Bishop David Apartments

Bishop David Apartments are available to those retired priests who wish to live in close proximity with other retired priests. Diocesan priests, however, are free to work out their own retirement living in any way they choose.

Presbyteral Assembly

Each year, all the priests of the archdiocese go to Saint Meinrad Seminary and Archabbey in southern Indiana for a week-long Presbyteral Assembly with the Archbishop. This week is a combination of relaxation, prayer, team building, celebration, discussions, education, and renewal. Various priests from within the diocese are asked to share their wisdom, as well as priests, religious and laypeople from outside the diocese.

Support Groups

Support groups are encouraged. Groups of priests freely choose to band together for mutual support in various areas of the diocese. These groups might gather together on their off day for recreation, or they might gather monthly for mutual support. They may take the form of prayer groups or one of the twelve step groups.
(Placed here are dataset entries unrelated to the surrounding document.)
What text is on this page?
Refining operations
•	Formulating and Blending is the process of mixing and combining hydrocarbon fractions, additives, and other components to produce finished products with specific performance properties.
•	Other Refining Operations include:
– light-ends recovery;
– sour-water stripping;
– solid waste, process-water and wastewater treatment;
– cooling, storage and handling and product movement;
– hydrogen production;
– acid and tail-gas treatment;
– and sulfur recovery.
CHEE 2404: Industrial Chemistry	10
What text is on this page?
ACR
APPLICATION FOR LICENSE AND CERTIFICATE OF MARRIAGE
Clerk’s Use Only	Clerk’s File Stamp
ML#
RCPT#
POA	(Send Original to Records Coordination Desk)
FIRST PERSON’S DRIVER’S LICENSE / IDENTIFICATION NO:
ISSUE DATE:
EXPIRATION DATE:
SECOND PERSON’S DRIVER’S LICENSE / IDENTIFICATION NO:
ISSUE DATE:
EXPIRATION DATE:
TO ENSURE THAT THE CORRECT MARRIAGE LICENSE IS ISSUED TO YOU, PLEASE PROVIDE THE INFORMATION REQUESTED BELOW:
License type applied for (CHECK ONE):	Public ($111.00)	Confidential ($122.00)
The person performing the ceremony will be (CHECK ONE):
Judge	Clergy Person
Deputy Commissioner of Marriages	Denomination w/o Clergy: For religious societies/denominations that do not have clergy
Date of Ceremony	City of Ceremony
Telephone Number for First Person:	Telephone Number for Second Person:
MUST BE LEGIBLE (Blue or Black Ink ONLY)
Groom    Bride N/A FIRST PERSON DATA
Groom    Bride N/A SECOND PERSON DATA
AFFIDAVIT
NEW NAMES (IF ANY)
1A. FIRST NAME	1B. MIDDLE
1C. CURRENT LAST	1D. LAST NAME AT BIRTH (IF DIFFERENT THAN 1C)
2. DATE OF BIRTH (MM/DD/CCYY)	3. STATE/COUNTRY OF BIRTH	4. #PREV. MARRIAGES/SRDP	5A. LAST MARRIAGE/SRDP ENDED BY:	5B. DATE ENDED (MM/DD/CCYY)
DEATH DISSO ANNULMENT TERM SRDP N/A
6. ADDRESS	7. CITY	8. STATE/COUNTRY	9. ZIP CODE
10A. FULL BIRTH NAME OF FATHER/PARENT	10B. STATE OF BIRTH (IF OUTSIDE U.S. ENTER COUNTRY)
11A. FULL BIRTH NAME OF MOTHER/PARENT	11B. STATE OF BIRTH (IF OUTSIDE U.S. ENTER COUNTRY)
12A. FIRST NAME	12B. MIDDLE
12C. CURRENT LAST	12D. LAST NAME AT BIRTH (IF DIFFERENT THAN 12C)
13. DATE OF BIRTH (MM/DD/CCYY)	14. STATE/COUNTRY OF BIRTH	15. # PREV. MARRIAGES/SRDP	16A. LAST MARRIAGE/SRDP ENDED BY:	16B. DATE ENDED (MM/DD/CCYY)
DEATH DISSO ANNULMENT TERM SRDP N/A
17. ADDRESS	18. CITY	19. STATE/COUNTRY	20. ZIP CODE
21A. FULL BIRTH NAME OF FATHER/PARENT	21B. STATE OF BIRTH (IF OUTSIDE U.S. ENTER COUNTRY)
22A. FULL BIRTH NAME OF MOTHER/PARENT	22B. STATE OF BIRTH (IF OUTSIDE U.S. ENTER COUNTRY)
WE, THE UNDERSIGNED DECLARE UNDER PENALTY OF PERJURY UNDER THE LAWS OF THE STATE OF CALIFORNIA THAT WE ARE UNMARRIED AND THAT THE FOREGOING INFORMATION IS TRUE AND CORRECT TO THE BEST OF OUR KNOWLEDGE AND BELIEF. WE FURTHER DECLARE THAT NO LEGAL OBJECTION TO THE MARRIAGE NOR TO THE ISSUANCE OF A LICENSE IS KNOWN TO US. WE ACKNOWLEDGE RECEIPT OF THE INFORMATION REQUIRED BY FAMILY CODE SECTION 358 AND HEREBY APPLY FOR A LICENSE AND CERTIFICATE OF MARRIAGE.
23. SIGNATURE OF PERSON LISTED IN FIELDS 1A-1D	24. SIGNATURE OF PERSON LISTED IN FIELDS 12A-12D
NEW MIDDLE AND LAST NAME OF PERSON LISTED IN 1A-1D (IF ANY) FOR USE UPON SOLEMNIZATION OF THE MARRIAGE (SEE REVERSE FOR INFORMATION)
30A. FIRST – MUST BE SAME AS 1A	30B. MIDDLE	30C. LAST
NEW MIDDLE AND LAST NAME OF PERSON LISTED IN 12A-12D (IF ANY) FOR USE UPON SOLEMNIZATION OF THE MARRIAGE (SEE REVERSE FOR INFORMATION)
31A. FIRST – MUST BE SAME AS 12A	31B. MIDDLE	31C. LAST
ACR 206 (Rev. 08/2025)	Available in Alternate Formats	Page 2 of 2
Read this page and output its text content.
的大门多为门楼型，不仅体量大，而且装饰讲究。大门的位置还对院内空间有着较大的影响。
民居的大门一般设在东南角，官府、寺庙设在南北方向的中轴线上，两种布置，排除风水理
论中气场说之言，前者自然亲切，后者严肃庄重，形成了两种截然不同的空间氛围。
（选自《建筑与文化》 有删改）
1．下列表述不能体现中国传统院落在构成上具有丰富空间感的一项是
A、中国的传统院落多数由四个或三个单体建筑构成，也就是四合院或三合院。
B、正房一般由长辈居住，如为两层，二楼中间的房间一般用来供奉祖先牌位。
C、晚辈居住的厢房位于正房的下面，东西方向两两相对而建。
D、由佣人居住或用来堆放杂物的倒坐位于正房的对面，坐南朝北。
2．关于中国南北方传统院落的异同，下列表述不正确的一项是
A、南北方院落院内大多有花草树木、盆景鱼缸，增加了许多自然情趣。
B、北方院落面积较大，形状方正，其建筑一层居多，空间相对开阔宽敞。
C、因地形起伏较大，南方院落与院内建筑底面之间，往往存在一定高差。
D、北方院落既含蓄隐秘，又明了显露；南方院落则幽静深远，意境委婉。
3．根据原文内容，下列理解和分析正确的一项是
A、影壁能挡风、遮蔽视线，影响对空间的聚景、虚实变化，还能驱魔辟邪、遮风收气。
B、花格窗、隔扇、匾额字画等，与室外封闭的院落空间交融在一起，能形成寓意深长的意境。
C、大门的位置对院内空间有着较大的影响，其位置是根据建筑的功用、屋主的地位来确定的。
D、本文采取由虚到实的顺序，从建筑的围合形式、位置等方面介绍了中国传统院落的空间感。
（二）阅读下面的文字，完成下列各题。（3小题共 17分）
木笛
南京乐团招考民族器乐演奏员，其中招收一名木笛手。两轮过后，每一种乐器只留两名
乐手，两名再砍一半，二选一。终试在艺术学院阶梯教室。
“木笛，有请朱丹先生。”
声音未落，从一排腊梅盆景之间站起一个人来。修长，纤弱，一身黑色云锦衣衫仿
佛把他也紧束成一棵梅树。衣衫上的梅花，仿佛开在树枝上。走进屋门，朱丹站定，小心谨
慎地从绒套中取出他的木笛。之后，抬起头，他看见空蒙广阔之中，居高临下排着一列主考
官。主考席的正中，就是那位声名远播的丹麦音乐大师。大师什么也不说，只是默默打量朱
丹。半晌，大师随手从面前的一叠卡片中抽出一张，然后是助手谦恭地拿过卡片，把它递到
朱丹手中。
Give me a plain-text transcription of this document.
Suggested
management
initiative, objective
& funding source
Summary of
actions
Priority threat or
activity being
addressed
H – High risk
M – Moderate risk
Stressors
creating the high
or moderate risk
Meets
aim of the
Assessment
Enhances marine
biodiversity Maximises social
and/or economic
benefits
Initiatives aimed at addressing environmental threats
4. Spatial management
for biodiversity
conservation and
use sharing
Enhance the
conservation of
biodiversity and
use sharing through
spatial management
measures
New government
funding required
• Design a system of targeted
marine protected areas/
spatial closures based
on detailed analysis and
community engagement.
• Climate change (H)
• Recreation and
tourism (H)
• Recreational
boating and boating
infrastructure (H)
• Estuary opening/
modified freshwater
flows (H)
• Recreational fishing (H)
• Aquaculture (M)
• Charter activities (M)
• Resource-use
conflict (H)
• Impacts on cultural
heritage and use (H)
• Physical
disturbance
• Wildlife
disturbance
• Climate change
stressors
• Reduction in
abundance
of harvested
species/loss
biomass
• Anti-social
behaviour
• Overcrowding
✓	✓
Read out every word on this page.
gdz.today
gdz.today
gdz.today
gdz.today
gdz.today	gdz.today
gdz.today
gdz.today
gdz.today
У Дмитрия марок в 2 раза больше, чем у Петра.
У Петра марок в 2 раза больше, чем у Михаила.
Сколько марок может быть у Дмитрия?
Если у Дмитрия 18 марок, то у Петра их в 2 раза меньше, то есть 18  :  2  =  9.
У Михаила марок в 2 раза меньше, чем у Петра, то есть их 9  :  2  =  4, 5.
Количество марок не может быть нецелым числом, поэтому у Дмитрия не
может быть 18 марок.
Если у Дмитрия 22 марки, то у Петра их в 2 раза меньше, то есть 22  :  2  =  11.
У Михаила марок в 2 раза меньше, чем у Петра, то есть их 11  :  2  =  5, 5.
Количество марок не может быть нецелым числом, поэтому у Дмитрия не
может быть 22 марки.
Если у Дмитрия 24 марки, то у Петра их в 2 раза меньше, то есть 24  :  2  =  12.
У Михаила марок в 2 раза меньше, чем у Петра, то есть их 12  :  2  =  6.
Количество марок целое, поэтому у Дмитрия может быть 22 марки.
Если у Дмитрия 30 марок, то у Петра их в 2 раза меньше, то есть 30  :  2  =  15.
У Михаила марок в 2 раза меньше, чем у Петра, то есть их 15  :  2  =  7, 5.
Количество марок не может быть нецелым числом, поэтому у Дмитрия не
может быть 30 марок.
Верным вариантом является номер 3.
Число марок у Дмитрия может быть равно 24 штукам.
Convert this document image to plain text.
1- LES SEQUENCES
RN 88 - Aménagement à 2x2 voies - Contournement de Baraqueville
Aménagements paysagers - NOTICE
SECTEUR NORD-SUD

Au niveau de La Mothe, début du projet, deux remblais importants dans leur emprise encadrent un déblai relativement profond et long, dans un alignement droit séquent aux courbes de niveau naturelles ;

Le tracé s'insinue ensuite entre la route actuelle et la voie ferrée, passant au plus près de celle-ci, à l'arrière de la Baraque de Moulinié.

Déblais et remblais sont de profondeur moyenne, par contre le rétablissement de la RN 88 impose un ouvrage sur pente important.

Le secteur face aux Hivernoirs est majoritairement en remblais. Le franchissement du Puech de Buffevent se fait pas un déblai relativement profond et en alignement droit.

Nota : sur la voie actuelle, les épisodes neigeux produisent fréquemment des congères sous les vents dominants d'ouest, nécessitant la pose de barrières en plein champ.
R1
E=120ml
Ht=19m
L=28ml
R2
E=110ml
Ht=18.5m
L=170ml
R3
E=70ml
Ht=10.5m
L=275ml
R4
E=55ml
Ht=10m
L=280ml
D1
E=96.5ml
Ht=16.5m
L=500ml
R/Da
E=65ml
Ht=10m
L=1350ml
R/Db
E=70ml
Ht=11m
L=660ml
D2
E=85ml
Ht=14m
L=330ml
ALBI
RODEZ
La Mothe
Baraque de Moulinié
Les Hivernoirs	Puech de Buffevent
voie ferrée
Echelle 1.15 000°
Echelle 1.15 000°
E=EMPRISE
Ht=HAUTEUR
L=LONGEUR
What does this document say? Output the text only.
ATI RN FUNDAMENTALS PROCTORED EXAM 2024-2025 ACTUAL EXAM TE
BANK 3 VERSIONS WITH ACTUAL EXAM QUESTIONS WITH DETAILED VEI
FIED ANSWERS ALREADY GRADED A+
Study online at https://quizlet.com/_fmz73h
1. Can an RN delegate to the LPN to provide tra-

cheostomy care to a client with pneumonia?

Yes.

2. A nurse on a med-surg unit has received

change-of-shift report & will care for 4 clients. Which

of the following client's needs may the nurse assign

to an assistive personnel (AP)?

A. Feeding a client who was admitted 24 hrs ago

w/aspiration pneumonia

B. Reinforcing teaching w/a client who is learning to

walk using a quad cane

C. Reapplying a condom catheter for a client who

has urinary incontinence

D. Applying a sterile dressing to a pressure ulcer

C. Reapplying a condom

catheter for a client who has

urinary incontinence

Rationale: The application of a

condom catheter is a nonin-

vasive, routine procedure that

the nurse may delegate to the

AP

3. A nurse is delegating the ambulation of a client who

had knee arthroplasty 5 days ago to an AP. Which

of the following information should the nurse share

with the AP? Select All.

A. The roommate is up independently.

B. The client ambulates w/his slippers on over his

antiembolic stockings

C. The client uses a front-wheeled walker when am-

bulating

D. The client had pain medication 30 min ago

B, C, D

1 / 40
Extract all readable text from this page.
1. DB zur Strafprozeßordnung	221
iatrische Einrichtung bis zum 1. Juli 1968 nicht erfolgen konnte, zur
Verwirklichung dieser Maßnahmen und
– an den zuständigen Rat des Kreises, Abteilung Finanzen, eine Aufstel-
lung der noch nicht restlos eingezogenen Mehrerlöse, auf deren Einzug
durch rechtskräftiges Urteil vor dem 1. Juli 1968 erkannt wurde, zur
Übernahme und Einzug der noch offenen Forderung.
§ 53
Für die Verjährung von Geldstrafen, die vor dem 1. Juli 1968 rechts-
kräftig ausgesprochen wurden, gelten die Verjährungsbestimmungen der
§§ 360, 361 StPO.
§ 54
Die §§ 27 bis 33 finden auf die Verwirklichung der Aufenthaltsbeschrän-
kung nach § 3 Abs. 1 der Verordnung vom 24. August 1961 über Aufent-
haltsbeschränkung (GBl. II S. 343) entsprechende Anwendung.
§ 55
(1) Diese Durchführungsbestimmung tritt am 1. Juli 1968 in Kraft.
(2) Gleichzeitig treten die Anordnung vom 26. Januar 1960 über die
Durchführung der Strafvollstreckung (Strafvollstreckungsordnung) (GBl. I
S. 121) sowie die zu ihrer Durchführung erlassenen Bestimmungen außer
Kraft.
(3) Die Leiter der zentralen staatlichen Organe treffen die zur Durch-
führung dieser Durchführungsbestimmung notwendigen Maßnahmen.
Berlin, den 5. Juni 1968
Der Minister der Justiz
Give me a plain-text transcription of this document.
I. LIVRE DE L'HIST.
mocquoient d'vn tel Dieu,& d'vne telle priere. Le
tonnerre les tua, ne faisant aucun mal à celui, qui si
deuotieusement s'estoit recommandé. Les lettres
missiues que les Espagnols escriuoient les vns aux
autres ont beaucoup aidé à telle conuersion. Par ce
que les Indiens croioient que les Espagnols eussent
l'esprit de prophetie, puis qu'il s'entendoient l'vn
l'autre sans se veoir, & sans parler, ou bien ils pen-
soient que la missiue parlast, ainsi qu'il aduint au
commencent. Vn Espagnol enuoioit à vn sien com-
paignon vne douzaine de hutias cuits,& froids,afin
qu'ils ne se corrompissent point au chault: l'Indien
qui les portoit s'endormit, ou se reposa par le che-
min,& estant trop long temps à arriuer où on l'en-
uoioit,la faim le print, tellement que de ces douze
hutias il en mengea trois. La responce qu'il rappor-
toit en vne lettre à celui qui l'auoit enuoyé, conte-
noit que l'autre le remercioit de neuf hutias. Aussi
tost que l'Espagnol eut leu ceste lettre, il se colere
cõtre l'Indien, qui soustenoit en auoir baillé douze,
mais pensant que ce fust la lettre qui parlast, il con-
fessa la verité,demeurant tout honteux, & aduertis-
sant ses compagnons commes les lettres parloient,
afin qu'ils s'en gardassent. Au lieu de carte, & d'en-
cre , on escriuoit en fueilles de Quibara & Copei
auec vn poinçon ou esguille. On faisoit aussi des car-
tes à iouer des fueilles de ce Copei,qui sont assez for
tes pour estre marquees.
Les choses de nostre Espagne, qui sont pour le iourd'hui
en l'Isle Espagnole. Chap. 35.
Annual Retreats and Prayer Days

Annual Retreats and Prayer Days are encouraged. Annual retreats can be done as a group or individually. A variety of opportunities are offered or advertised, but a priest may choose to design his own. A stipend for an annual retreat is part of the priest’s compensation package. Various kinds of prayer days are offered several times a year.

Sabbaticals

Sabbaticals are encouraged. This is an extended time off for renewal, education and growth. A sabbatical can last three to six months. Once a sabbatical plan is approved, the archdiocese pays for many of the expenses involved.

Spiritual Directors

Every priest is encouraged to find a spiritual director. The spiritual director may come from one of his fellow diocesan priests, one of the religious priests, a priest in a neighboring diocese, or a priest from one of the local monasteries. Some priests choose laypersons or members of a women’s religious communities to be their spiritual directors.

Alternative Housing

Even though most priests live in a rectory provided by the parish they serve or in an apartment or house supplied by the institution they minister to, alternative housing such as owning one’s own home or renting one’s apartment is possible depending on the archbishop’s approval and certain circumstances and restrictions.

Vacation

Every priest is entitled to and encouraged to take an annual vacation, up to four weeks a year depending on years of service. The priest is expected to pay for his own vacation out of his salary.

Questions

  • As a member of the laity, what is your responsibility in terms of supporting the priests who serve in your parish?
  • Which of the various types of support available to priests would be most important to you if you were a priest? Why?
  • Do you think that the various compensations a priest receives are fair and just? Would you add or change anything?